5. The system of claim 3, wherein the write-back component is in association with the data entry cell and a trigger cell, the trigger cell associated with a user-defined function as the write-back function that constructs, validates, and returns an update trigger directive.

6. The system of claim 1, wherein the write-back component utilizes the write-back function to transform coordinates of a property associated with the first cell and the new data value of a manual data entry cell into a statement that is sent to the data store for the write-back of the new data value.

7. The system of claim 6, wherein the statement is an UPDATE CUBE statement that is compatible with the data store, which is an OLAP (online analytical processing) data store.

8. The system of claim 6, wherein the data grid is a spreadsheet.

9. A computer-implemented write-back system having computer readable media that store executable instructions executed by a processor, comprising:

a data grid having a first cell that maintains coordinates of a data value in a cell support function, the support function retrieves the data value from a data location of a data store defined by the coordinates and inserts the data value into the first cell; and

a write-back component that utilizes a write-back function to write-back a new data value from a data entry cell to the data location in the data store, the write-back triggered in realtime in response to the new data value being different than the data value.

10. The system of claim 9, wherein the write-back component utilizes the write-back function to transform coordinates of a property associated with the first cell and the new data value of the data entry cell into a statement that is sent to the data store for the write-back of the new data value.

11. The system of claim 9, wherein the write-back component is in association with the data entry cell and a user-defined function as the write-back function that constructs, validates, and executes an update statement during calculation.

12. The system of claim 9, wherein the write-back component is in association with the data entry cell and a user-defined function as the write-back function that constructs, validates, and returns an update trigger directive.

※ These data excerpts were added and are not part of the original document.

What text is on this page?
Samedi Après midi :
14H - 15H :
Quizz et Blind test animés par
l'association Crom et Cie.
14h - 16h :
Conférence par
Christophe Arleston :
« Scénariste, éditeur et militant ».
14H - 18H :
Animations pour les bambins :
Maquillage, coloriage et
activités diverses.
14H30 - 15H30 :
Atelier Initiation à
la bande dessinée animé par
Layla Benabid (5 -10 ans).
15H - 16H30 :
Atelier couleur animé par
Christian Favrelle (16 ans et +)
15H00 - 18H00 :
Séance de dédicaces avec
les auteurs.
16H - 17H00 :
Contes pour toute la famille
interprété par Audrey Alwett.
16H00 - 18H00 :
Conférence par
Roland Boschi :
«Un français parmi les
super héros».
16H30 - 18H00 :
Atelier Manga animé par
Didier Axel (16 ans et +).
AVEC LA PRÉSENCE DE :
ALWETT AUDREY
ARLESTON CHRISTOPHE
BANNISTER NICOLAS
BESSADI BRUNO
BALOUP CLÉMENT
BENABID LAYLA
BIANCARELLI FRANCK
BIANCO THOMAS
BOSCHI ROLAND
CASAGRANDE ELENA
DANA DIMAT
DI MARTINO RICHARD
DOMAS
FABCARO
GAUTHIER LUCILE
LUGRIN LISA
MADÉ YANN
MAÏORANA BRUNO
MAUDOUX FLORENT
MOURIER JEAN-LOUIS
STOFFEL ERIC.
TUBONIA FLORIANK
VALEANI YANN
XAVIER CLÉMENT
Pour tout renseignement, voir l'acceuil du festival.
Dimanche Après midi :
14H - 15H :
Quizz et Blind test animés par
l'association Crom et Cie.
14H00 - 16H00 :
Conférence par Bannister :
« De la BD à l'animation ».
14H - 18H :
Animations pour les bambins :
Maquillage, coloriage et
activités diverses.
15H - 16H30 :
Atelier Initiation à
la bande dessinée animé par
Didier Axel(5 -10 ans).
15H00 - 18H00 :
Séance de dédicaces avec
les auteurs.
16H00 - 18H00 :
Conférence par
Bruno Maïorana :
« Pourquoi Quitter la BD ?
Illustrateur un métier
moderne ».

13. The system of claim 9, wherein the write-back component has an associated function that employs an allocation rule as a parameter.

14. A computer-implemented write-back method executed by a processor, comprising:

receiving a first cell of a data grid, the first cell having a data value;

maintaining coordinates of a data location in a data store from which the data value is retrieved in association with the first cell;

inserting into a second cell a new data value;

checking for a difference between the data value and the new data value; and

automatically performing write-back of the new data value to the data location in response to a detected difference.

15. The method of claim 14, further comprising performing the write-back to a data cube using an UPDATE CUBE statement.

16. The method of claim 15, further comprising writing back the new data value to the data location using a write-back function that takes as input at least the coordinates and the new data value.

17. The method of claim 14, further comprising performing the write-back using a statement that is compatible with the data store, which is an OLAP data store.

18. The method of claim 14, further comprising associating a user-defined function with the second cell that constructs, validates, and executes an update statement during a calculation process.

19. The method of claim 14, further comprising associating a user-defined function with the second cell that constructs, validates, and returns a write-back directive.

20. The method of claim 14, further comprising committing a transaction in conjunction with an update statement.